Les formes mentales que l'on constitue ainsi sont le résultat de la combinaison obligée de plusieurs critères au sein de l'espace-temps. Une géométrie plastique sonore associant déplacement, critères de masse et suggestions psychoacoustique si elle n'est pas aisée à manipuler existe réellement.

- Renforcements : position, taille et mouvement s'associent à un autre paramètre pour lui donner plus d'efficacité, de vraisemblance…
C'est par exemple les associations aigu/hauteur, profil mélodique rapide/déplacement idem, taille/spectre etc.
- Contradiction : ceci est autoexplicite mais néanmoins très riche en applications! (le "mouvement contraire" du contrepoint)
- Illustration : image d'une source mobile/mouvements, "grêle"/haut-parleurs au sol, "chant d'alouette" au plafond etc.
- Indépendance…
- Rapports espace virtuel/réel : la juxtaposition de l'image d'un espace avec son espace propre de projection est un des grands apports de la multiphonie, surtout dans les juxtapositions/imbrications.
En tout cas, les critères d'espace, même dans les cas apparemment les plus simples, sont toujours liés aux autres pour former la morphologie perceptive globale de l'objet sonore. Ceci revient à dire que tout essai de formalisation de l'espace indépendamment des sons est condamné à rester une curiosité de laboratoire sans possibilité réelle d'application compositionnelle.

i) Artefacts acoustiques
Le contrôle principalement du mouvement par des procédés de modulation parvient dans certains cas à interagir avec les autres critères en modifiant leur perception. Le plus connu est l'effet doppler qui nécessite malgré tout des dimensions assez importantes. Plus facile a obtenir sont les effets de vitesse sur un mouvement cyclique (qu'on peut appeler "modulation spatiale" comme on parle de modulation de fréquence) ou de déphasages par émission simultanée sur des points relativement éloignés.

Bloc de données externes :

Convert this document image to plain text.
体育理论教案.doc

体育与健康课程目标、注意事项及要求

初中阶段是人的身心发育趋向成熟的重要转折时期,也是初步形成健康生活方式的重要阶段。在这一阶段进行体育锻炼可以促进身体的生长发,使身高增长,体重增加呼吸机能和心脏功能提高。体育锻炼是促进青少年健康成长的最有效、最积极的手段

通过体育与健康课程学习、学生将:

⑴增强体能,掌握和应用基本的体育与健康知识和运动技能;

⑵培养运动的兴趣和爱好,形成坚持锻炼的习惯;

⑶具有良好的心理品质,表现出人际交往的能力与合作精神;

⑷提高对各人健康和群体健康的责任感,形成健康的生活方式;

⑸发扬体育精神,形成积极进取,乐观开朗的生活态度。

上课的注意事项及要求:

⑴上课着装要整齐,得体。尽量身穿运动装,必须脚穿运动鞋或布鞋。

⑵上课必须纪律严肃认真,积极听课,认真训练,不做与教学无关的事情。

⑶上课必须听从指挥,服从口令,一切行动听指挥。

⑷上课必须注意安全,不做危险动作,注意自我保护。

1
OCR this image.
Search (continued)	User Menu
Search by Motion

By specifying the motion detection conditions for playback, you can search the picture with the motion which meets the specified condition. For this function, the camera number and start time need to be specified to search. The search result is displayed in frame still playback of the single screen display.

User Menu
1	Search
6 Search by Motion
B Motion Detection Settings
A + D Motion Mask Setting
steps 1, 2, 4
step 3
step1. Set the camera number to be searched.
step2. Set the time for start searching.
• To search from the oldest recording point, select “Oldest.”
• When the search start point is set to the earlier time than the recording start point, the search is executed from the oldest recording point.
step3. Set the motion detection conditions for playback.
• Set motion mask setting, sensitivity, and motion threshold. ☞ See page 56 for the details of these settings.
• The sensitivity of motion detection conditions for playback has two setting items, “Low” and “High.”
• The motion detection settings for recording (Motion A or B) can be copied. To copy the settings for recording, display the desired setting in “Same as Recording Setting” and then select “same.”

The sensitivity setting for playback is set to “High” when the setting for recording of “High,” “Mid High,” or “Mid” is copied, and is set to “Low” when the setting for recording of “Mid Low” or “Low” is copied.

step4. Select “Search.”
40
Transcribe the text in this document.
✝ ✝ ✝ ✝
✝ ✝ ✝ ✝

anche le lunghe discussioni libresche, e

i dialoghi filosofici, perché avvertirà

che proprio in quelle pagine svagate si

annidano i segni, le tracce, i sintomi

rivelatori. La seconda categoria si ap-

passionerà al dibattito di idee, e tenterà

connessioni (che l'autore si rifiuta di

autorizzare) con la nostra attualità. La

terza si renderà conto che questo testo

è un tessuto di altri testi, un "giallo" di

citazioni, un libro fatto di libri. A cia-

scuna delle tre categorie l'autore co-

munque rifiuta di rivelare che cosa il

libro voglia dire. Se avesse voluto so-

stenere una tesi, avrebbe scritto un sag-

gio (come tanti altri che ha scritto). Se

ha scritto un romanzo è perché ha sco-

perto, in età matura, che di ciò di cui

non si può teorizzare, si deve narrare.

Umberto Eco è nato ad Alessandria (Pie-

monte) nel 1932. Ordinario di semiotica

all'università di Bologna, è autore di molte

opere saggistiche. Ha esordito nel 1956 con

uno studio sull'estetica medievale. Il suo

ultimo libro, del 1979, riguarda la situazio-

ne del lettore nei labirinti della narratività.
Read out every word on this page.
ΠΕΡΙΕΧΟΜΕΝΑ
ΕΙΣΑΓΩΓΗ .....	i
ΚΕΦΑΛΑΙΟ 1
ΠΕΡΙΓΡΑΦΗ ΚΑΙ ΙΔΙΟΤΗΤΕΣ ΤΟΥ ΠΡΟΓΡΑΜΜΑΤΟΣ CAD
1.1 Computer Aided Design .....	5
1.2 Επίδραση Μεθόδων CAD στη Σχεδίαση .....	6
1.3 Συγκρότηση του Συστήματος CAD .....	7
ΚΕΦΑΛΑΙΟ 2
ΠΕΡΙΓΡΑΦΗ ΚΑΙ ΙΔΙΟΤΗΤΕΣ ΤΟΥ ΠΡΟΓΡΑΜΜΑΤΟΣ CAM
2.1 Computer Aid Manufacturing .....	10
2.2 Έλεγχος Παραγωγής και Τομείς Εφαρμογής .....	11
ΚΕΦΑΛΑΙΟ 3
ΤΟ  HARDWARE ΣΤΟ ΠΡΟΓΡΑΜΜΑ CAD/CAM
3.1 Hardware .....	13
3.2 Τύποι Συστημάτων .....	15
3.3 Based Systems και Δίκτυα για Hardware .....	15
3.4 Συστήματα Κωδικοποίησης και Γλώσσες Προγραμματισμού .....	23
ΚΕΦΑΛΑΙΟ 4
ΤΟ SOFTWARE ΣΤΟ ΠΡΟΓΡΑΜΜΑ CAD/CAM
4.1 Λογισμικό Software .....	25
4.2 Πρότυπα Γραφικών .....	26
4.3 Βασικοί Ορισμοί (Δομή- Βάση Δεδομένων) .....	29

j) Espaces microphoniques multiphoniques
La plupart du temps la source microphonique des objets sonores, leurs traitements éventuels ont lieu en mono ou stéréophonie. On a vu que l'on pouvait obtenir des objets de "taille" plus importante par divers artifices, mais on peut également partir de captures multiphoniques (cf. "L'arbre et cetera" de Savouret en quadriphonie). Cette pratique est encore peu répandue (techniquement un peu lourde) mais offre un intéressant intermédiaire entre espace réel et virtuel.